In Silico and In Vitro Studies of 1,3‐Oxazol‐4‐yl Phosphonium Salts as Dual‐Functional Antibacterial and Anticancer Agents

Abstract This report presents a comprehensive overview of the meticulous construction of a series of classification structure–activity relationship (SAR) models. These models are specifically designed to accurately predict the antibacterial activity of untested compounds against Acinetobacter baumannii . The binary models are based on 1687 chemicals and demonstrate a broad applicability domain for the structures for which they were designed.
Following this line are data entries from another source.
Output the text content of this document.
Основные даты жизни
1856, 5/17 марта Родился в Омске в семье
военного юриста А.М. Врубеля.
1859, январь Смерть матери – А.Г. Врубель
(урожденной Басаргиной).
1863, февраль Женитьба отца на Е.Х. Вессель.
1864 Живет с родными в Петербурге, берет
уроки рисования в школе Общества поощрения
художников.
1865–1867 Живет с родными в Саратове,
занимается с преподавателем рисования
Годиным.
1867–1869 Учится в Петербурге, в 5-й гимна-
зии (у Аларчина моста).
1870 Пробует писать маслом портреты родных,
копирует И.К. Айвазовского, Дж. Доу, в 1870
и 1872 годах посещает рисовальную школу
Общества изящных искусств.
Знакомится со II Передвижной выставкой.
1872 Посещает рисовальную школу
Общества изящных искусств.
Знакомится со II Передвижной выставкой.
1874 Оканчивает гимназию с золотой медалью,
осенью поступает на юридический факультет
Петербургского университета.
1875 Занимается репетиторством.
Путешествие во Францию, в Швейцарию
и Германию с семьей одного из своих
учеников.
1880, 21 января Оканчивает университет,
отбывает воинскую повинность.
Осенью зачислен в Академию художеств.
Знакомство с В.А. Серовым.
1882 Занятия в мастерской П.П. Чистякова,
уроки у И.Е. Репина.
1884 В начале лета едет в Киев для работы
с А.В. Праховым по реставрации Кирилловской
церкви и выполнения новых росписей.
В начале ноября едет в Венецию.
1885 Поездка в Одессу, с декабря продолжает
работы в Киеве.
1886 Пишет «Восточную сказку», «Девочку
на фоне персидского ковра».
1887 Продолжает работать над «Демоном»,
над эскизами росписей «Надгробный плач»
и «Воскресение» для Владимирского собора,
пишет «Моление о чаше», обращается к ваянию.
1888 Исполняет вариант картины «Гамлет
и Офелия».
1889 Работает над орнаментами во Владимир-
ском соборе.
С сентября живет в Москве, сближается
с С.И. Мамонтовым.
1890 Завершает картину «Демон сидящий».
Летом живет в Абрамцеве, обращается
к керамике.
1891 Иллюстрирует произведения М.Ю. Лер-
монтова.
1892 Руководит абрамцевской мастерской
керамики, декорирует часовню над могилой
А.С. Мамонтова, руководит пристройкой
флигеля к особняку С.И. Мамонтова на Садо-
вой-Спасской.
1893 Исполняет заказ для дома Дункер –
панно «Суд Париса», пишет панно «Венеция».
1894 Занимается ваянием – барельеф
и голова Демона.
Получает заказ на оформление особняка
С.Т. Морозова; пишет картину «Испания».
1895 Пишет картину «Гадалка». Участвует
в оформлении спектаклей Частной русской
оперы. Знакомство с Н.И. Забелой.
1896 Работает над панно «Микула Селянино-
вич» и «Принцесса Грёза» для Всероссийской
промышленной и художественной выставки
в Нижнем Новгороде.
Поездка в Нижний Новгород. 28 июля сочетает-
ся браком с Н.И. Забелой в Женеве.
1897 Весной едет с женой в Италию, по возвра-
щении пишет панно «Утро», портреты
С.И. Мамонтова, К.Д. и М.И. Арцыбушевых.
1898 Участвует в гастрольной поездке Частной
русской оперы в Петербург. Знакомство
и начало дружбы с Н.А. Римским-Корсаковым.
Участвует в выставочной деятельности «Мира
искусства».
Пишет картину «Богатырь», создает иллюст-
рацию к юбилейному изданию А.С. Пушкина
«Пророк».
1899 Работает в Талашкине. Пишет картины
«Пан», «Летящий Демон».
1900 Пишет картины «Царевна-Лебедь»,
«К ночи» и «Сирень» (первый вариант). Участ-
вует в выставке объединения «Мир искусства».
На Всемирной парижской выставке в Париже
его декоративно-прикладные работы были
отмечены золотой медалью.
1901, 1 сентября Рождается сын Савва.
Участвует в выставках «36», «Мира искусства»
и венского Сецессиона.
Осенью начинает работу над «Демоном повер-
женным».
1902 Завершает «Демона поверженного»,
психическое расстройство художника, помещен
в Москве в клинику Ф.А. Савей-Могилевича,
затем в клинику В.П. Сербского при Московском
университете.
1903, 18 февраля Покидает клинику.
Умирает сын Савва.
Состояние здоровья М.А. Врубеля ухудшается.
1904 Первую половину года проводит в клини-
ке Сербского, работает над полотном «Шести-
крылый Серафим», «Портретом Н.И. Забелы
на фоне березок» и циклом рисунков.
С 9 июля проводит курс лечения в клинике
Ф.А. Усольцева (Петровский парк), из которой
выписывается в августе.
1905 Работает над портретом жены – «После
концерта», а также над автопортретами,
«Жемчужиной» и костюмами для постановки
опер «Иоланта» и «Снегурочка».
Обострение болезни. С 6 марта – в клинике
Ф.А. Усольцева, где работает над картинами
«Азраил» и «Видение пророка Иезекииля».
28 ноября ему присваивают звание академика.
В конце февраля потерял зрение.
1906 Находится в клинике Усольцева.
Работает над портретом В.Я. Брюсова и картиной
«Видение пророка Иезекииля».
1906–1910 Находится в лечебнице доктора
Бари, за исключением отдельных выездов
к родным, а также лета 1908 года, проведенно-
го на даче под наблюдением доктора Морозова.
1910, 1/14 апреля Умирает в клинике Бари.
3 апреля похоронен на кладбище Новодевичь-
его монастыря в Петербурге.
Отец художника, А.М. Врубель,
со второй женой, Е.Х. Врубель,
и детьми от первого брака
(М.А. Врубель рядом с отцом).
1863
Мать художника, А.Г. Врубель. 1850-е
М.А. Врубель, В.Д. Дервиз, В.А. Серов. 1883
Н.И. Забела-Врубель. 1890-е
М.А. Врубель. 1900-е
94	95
External validation with a test set confirms the models' capability to accurately predict the activity of newly designed compounds within the applicable range, achieving an accuracy of 78%–84%. The models were used to perform a virtual screening of a chemical library for compounds expected to be active against Acinetobacter baumannii . Six of the most promising compounds were synthesized and evaluated in vitro to assess their antibacterial activity. All tested molecules revealed high anti‐ A. baumannii activity. Our findings indicate that 3‐oxazol‐4‐yl phosphonium salts demonstrate significant cytotoxicity. Notably, these compounds have been identified as potent anticancer agents, exhibiting IC 50 values ranging from 0.005 to 11.49 µM against the HEp‐2 cell line.